Pucci et al (Allergy 2005) report that “the distribution of AD is largely age dependent. In the first 2 years of life (infantile phase), the primary clinical lesions of AD are mainly erythema, edema, oozing and crusting; the areas affected are the head (cheeks and chin are particularly involved), the scalp and extensor areas of the limbs.” “Moreover, there was a strong positive correlation between the SCORAD Index results and the extent, intensity and subjective symptoms.” Pucci et al suggest that while crude, these findings imply a single parameter, such as redness, is a pretty good stand-in for overall severity.
Your patients can describe what skin issues they are noticing. Ideally, they will be taking photos when possible.
In particular, they can answer the following questions:
What areas of the body are affected?
- Diaper area
- Inside the elbows
- Behind the knees
Do they see:
- Oozing and crusting of the skin?
- Severe redness that won’t respond to emollients?
Does the baby:
- Seem to loose sleep from itching?
What Qualifies as Severe?
In an infant patient, the extent of eczema is usually limited to the face, diaper area, and flexion points. More widespread eczema is more severe. Severe redness that does not respond to emollients or occasional use of over the counter hydrocortisone is likely severe. Lastly oozing or crusting is uncommon in infant patients that are not capable of scratching.
It’s Severe Eczema.
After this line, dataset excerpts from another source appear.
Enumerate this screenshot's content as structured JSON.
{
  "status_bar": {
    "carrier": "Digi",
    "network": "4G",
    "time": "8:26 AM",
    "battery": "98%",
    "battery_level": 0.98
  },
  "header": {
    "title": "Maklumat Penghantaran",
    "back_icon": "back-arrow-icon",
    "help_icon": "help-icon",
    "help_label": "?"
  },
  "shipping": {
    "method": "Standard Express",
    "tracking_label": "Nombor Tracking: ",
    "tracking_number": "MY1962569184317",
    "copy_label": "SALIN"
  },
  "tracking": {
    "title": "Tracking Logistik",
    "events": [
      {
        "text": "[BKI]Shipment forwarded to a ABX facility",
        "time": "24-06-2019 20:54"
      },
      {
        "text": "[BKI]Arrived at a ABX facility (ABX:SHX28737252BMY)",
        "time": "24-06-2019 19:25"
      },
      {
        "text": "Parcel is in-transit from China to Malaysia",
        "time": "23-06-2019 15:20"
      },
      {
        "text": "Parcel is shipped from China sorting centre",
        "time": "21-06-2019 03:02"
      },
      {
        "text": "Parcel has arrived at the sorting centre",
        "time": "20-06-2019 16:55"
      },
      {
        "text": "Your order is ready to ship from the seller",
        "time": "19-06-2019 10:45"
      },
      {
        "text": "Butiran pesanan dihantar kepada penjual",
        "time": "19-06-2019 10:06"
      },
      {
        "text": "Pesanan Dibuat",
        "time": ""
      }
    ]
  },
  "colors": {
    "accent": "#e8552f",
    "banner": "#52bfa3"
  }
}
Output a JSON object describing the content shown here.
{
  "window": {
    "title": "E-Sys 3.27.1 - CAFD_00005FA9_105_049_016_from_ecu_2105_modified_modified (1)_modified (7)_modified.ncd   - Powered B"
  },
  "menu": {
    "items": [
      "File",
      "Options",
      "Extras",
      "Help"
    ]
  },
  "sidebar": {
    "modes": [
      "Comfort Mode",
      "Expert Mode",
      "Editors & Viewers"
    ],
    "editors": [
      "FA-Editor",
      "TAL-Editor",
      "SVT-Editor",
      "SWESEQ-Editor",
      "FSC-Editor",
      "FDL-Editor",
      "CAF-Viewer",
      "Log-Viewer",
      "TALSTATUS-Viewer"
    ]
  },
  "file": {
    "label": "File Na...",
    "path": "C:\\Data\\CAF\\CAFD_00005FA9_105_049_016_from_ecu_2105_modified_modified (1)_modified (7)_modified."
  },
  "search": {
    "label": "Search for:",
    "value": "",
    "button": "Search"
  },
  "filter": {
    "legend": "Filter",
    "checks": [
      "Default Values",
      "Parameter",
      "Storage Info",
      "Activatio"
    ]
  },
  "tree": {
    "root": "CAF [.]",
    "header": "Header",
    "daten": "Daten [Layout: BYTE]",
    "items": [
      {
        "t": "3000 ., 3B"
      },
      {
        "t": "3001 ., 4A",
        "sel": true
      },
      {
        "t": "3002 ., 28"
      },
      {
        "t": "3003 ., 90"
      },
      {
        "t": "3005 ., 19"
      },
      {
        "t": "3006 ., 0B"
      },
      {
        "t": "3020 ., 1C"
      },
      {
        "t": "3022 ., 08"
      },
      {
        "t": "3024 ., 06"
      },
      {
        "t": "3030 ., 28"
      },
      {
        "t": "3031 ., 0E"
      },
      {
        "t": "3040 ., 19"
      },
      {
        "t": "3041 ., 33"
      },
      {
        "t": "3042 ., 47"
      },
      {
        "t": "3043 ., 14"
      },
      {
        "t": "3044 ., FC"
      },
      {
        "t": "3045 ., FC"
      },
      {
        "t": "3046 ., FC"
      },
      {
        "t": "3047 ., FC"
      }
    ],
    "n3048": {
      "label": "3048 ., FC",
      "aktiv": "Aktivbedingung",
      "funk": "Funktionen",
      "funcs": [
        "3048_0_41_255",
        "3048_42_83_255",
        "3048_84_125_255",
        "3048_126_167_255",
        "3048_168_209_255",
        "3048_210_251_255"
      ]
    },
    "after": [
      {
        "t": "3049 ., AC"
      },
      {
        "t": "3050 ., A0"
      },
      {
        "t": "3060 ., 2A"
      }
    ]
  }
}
Now what?
For infants with severe eczema, NIAID guidelines recommend that evaluation with peanut-specific IgE (peanut sIgE) measurement should be strongly considered before introduction of peanut to determine if peanut should be introduced. Panel testing for all allergens is not recommended, due to high false-positive rates.
Because a peanut sIgE level of less than 0.35 kUA/L has a strong negative predictive value for peanut allergy, sIgE testing can both speed introduction of peanut and limit unnecessary referral to a specialist. However, an infant with a peanut sIgE level of 0.35 kUA/L or greater should be referred to a specialist for an oral food challenge. Specialists suggest calling the office rather than simply referring a patient to ensure that an infant is seen in a timely manner.
Infants with severe eczema who have a sIgE level <0.35 or who have passed an oral food challenge should begin introduction of age-appropriate peanut as early as 4 months of age to reduce the risk of peanut allergy. Other solid foods should be introduced before peanut to show that the infant is developmentally ready.
Given what we know about the association between eczema severity and food allergy, as well as the causal pathway between broken skin and sensitization to foods, getting eczema under control is of utmost importance.
Together, early introduction and proper treatment of eczema can have the greatest impact on reducing rates of food allergy going forward.